Kirgues sees those reallocations as being part of a broader trend.
"It's broader cash suck and resource suck away from companies that create knowledge economy jobs," said Kirgues.
Mark Maley, a WEDC spokesperson, said that the assertion that the state isn't doing enough to support younger, non-manufacturing companies is not true.
"The Early Stage Tax Credit is an important tool, and the number of credits issued last year — $18 million — hit an all-time high and was nearly 50% over the previous year," wrote Maley in an emailed statement.
Maley also pointed to other WEDC initiatives that target early-stage companies, including a micro-grant and an accelerator program.
The reallocation of WEDC resources has also become linked to broader conversations, sparked by groups like the Kauffman Foundation, about the efficacy of tax credits as tools for promoting economic growth in the first place.
Max Lynch is the co-founder of Ionic Framework, a Madison startup that's created a mobile developer platform. He says that for his own company, the shifting of tax credits really doesn't matter — such incentives have been irrelevant to Ionic. He believes there are other actions the state could take that would be more effective at nurturing the entrepreneurial environment.
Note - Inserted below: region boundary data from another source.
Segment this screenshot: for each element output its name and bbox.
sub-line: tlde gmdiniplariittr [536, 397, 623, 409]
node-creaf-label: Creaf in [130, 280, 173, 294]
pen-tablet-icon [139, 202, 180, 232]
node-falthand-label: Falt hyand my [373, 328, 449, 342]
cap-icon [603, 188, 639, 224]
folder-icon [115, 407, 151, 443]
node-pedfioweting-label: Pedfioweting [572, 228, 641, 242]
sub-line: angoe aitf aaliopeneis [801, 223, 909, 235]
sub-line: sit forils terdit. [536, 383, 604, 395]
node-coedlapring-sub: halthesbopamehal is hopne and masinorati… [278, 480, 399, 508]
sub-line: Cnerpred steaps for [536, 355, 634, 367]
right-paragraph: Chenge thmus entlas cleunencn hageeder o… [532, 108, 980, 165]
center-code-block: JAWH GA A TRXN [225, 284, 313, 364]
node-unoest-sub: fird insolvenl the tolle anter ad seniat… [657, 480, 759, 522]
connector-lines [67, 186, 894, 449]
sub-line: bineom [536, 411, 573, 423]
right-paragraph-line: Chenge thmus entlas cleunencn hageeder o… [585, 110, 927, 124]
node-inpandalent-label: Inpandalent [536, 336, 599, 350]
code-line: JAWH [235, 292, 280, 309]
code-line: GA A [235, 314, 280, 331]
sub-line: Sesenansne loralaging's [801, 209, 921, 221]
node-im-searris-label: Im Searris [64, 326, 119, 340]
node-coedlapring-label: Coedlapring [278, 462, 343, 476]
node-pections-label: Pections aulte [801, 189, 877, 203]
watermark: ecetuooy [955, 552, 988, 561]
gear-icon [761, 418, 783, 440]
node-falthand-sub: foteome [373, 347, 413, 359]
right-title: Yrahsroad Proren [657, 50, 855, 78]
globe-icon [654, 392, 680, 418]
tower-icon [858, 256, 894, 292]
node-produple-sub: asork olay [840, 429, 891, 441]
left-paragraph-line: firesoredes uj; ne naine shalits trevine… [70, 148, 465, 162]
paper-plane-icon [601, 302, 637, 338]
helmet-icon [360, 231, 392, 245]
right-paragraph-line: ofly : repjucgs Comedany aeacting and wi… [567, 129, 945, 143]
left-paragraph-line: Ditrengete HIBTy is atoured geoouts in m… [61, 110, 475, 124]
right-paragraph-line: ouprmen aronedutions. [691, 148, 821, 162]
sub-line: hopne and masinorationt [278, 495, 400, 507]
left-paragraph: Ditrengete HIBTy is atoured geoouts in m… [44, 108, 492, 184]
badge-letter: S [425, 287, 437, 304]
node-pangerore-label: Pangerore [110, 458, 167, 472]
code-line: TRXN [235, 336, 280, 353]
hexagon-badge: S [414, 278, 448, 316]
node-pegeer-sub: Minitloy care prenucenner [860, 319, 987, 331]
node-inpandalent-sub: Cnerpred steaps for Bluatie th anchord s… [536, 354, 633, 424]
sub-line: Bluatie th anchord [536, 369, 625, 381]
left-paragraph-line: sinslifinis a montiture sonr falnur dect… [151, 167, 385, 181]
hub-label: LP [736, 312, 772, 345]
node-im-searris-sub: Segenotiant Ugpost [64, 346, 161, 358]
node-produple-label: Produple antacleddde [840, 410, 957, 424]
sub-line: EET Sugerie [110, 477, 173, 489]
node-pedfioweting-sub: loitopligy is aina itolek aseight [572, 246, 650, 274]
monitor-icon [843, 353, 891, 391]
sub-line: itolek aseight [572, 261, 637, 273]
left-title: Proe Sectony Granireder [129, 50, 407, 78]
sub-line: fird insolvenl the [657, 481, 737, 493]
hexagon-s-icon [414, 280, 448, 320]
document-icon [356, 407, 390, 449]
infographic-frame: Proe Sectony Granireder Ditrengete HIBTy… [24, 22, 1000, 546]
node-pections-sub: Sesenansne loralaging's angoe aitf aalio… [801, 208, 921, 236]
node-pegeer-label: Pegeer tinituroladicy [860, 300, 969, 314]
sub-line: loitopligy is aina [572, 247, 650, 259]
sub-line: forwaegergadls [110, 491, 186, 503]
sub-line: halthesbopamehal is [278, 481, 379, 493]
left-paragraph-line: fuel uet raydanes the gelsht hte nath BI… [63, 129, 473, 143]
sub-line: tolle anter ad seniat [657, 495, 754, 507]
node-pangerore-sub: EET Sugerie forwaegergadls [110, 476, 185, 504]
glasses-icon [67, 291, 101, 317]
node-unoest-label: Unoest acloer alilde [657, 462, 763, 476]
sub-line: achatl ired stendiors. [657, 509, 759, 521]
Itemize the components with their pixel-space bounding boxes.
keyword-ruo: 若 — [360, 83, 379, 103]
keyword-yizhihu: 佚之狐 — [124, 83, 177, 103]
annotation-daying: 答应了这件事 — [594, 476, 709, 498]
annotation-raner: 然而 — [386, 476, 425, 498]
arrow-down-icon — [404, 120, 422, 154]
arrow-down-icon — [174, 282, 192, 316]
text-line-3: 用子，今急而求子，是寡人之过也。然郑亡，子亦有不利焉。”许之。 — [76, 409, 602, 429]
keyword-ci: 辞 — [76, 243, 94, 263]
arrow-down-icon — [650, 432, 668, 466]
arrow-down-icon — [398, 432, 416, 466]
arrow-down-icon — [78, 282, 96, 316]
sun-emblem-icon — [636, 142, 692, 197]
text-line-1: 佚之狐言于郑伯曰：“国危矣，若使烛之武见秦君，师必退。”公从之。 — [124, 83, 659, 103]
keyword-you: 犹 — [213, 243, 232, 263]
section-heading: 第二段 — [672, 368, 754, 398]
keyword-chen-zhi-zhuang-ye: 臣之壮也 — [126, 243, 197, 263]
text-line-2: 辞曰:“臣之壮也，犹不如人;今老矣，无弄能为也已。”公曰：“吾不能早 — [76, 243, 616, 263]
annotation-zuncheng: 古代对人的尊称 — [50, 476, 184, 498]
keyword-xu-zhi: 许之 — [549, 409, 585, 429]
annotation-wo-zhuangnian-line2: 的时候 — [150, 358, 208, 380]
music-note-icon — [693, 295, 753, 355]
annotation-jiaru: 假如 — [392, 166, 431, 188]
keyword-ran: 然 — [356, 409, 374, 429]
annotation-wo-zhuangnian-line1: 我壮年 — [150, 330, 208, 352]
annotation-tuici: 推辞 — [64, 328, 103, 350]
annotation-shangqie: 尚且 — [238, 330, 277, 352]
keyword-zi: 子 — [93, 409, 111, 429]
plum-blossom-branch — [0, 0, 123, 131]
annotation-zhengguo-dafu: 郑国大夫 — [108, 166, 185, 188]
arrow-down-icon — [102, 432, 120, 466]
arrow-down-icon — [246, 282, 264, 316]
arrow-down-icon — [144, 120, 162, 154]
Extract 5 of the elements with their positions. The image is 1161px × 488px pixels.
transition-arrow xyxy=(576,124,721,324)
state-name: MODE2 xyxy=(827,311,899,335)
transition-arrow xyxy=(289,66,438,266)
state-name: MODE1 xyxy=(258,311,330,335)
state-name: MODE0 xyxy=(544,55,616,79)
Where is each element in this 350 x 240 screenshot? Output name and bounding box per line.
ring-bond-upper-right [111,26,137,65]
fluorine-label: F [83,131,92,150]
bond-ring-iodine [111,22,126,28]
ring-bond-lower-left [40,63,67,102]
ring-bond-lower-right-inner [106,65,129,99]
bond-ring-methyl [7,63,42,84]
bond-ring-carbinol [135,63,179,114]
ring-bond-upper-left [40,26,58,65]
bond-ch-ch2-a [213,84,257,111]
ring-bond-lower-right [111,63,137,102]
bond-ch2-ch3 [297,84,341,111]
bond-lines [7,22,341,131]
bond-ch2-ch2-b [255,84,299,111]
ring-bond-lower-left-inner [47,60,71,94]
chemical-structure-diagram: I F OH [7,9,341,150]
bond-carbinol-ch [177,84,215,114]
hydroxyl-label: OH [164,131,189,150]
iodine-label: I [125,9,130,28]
"We as a company want to see more tax money going into public infrastructure and the university," he said. "We want smart people to come work for us."
University of Wisconsin economist Steve Deller said that research by and large supports the idea that tax credits aren't great tools for promoting growth.
"People aren't really that susceptive to small changes in tax code," he said. "Businesses are the exact same way. If they're offered a tax break, it won't change things all that much."
Even for smaller startups, said Deller, tax credits are only so effective.
"The problem with tax credits, is that small businesses are so focused on getting up and running, is that small businesses aren't even looking at tax credits — they're not even on the radar screen," he said.
President of the Wisconsin Technology Council Tom Still said he believes that tax credits do have a place in a state's economic development toolkit, so long as they target very specific companies, such as with the early stage business tax credit.
"I think it depends on the nature of the tax incentive," he said. "General tax credits, obviously have their limits."
Kirgues, for his part, said that while he's not an economist, he knows a lot of companies that have directly benefited from the early business tax credits. Moreover, he said, he said that the debate at hand isn't whether economic tax credits should exist in Wisconsin or not — rather, it's a question of how to use resources that have already been earmarked as tax credits.
Lynch acknowledged that it was disheartening to see resources shifted away from startups at the state level, regardless of the context.
"The future of Wisconsin are these health care and IT companies," said Lynch. "We're the ones creating jobs."
Deller said that research indeed supports that assertion as well: "In Wisconsin, it turns out the bulk of the job growth comes from young businesses, and they happen to be small."
The conversation comes as officials have turned their scrutiny to another tax credit: Legislative Fiscal Bureau report recently found that the state's manufacturing and agricultural tax credit will award $21 million in credits to 11 of the state's highest earners.